Unfortunately, so far, that hasn’t proven to be the case. The Port Commission is in need of an independent manager of the Gaylord project — a consulting firm that can help advise the port on the financial, planning and environmental issues that may come up as the sprawling development takes shape. As reporter Evan McLaughlin discovered in a Feb. 5 report, the port’s staff decided to recommend a firm for that job that is part owned by Gaylord itself.

This is a mistake.

While Gaylord owns a minor stake in the firm, it’s hard to imagine how it could justifiably have any control at all over protecting and managing the public’s interest in this process. The port’s foreman cannot have any ties to the company it is supposed to be overseeing. Gaylord is already set to profit immensely from this arrangement; the least it can do is tolerate the challenges of working with an independent manager.
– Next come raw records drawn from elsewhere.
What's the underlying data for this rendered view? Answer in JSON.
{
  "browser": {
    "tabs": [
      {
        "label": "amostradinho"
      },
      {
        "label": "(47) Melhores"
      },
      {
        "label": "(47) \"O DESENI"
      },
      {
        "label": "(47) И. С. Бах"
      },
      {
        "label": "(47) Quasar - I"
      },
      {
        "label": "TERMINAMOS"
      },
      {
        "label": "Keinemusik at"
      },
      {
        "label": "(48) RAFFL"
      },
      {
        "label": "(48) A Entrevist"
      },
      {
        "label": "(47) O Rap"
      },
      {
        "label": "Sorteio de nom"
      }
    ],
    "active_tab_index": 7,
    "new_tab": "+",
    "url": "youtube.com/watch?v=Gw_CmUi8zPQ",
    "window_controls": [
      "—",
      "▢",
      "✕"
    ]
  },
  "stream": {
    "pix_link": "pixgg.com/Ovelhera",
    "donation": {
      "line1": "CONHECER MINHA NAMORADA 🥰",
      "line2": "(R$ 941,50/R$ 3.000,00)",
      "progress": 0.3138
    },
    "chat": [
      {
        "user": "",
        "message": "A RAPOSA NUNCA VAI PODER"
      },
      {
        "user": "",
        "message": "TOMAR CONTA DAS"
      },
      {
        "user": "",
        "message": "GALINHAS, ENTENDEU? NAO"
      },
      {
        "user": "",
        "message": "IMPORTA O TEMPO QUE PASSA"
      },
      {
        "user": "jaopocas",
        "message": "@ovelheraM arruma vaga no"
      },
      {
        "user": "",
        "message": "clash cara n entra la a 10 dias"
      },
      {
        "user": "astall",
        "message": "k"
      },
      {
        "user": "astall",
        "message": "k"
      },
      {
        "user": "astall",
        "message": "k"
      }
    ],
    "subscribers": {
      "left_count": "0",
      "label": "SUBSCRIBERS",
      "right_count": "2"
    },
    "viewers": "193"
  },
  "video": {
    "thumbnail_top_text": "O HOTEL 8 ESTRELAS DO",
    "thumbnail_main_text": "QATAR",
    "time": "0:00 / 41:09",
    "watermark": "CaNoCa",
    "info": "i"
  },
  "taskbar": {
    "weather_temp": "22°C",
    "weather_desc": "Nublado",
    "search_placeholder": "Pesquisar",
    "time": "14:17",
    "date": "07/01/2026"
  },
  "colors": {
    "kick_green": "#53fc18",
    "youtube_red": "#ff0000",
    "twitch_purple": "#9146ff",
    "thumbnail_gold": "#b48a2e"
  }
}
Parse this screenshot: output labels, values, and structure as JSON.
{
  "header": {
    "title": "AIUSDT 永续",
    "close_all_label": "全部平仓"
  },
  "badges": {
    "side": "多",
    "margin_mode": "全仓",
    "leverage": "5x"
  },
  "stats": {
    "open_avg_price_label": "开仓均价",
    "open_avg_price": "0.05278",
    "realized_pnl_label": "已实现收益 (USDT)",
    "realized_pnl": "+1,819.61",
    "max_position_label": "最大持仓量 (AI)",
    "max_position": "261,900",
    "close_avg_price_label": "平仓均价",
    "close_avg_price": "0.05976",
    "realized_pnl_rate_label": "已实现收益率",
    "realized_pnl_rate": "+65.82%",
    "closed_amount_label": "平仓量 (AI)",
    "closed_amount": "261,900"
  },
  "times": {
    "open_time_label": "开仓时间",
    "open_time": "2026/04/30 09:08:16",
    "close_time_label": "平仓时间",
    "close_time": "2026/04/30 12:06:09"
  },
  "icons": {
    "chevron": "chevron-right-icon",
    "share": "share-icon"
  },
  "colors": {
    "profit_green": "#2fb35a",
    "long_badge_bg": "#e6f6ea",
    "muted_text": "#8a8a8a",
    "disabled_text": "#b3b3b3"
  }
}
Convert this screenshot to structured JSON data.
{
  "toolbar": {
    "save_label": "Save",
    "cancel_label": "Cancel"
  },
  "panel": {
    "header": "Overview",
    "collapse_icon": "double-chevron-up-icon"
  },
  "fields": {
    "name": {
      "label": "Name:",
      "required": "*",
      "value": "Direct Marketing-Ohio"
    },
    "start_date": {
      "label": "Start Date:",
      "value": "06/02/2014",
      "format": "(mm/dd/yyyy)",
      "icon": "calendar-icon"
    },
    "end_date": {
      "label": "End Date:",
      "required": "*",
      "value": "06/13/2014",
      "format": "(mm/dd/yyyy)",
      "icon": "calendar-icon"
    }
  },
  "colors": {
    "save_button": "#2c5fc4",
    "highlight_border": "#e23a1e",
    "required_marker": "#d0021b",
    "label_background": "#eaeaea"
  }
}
That’s not an unreasonable request.

The selection of this consultant is not the most important of decisions that the port will make as it deals with this massive development.

It is important, however, that the port learn how to do this correctly. Not long ago, the port’s reputation for guarding against conflicts of interest was tarnished with the scandal involving former Commissioner David Malcolm. His agreement to put a private power company’s interest above that of the port and the public in his dealings racked the public’s confidence in the port’s decision making.

Now the port is preparing to act on the desire to abolish the South Bay power plant as part of yet another grand development that may include the construction of a football stadium for the San Diego Chargers. Along with the developments of Lane Field and the continued cultivation of industrial opportunities, the Port Commission’s decisions over the next year may very well be some of the most consequential in the region.

It is because of these momentous decisions on the agenda that the nomination to represent the city of San Diego on the Port Commission has become so intriguing and tense.

The port must go through these upcoming plans with the utmost of integrity — avoiding conflicts of interest and even the perceptions of collusion every step of the way.

The Port Commission does not have to choose the consultant recommended to it by staff when it meets March 13. Regardless of the merits of the group that staff feels should be the one to manage the convention center project, the firm’s association with the developer is intolerable.

In order for the San Diego region to do great things, local leaders with big ideas must first prove to residents that they will go through the sometimes tedious process of proving they are doing the best job they can in the best interest of taxpayers. To do this, officials must be willing to empanel independent overseers of their pet projects and to engage in examinations of whether certain arrangements can be considered objectionable.

Only then can they legitimately reassure us that an ambitious project can be completed without the provisional brand of impropriety that has come to define other major local undertakings.

Correction: The original version of this editorial implied that the Port Commission would have a role overseeing the Navy Broadway Complex. The port, however, will have not have any authority over the project. We regret the error.